Le G 20 s'attaque à la régulation financière
Seul un commentaire lapidaire des travaux du G20 peut laisser croire qu’il ne s’y passe rien. Sans croire, à l’inverse, que la démarche entamée résoudra tous les problèmes, il n’en reste pas moins utile de répertorier et d’analyser les chantiers ouverts et de prendre date sur les engagements pris.
La photo a fait le tour de la blogosphère économique au début 2008 : on y voit de hauts responsables américains de la régulation financière réunis en 2003, armés de sécateurs et de tronçonneuses, prêts à mettre en miette une pile de documents symbolisant les textes de la réglementation bancaire… Un beau symbole des excès de la période de libéralisation financière ouverte par la Banque d’Angleterre en 1957 lorsqu’elle a accepté le développement sur son territoire d’un marché sans contrôle de dépôts et de prêts d’eurodollars, les dollars circulant en dehors des États-Unis.
Cinquante ans plus tard, la crise issue des prêts subprime est en train de refermer cette parenthèse. Elle a démontré, à grande échelle, combien l’instabilité financière pouvait coûter cher, en termes de sauvetage des banques, en perte de croissance et d’emplois, en montée du mécontentement populaire. Lors de sa réunion d’avril 2009, le G20 a ouvert un nombre considérable de chantiers de re-réglementation financière.

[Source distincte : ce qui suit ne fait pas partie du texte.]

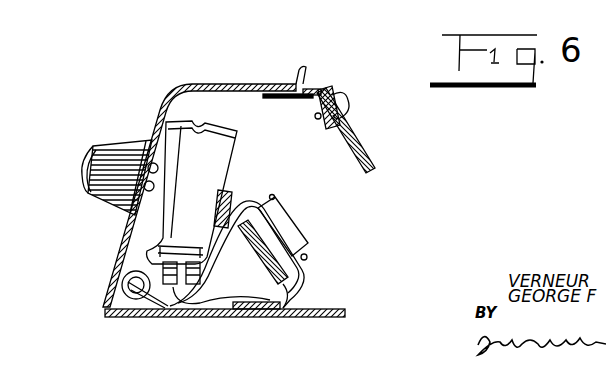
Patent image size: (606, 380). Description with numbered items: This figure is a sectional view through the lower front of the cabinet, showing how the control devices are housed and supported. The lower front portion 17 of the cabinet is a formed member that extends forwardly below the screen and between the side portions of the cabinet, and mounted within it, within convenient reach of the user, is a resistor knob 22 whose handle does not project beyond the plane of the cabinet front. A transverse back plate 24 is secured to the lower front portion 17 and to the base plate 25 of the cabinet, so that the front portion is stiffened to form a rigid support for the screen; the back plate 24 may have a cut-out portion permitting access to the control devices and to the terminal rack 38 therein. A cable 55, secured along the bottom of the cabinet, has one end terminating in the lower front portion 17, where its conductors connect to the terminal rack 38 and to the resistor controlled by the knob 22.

Cinq mois plus tard, le sommet de Pittsburgh a confirmé l’engagement politique des grands États. Entre-temps, les techniciens des banques centrales ont travaillé pour passer des grands principes d’avril à des propositions plus opérationnelles en septembre.
Le déploiement du nouveau cadre régulateur s’organise autour de trois grands blocs : un renforcement tous azimuts du contrôle des banques dont les modalités avancent rapidement ; un contrôle plus serré des sources de spéculation excessive (fonds spéculatifs, marchés de produits dérivés, paradis fiscaux et réglementaires) aux contours plus incertains ; une nouvelle architecture institutionnelle.
Les banques sous contrôle
Les libéraux ont raison de le rappeler, l’industrie bancaire était avant la crise l’un des secteurs de l’économie les plus régulés. Mais, depuis la fin des années 1990, la philosophie profonde de cette régulation consistait à faire confiance aux banques pour se contrôler elles-mêmes. Les experts de la Bri, la Banque des règlements internationaux, le club des banquiers centraux, ont commencé à douter de leur choix quelques années avant le déclenchement de la crise. Le rapport annuel de l’institution avait signalé à plusieurs reprises la montée de risques incontrôlés de manière opaque dans la finance internationale et ses techniciens devaient déjà réfléchir à la meilleure façon de changer la donne. La panique de Lehman leur a ouvert la porte. Quelques semaines après, dès octobre 2008, ils ont été capables de mettre sur la table un vaste plan de réorganisation du contrôle bancaire1 qui présente l’essentiel des changements en cours, aujourd’hui organisés autour de trois priorités.
Plus de capital
Les banques devront désormais travailler à partir d’une base de fonds propres bien plus élevée qu’hier. Les banques n’aiment pas mettre trop de capital de côté car cela coûte cher, en dividendes à payer aux actionnaires ou en intérêts à verser aux investisseurs. Les obliger à mettre plus de capital de côté, c’est entamer leur rentabilité.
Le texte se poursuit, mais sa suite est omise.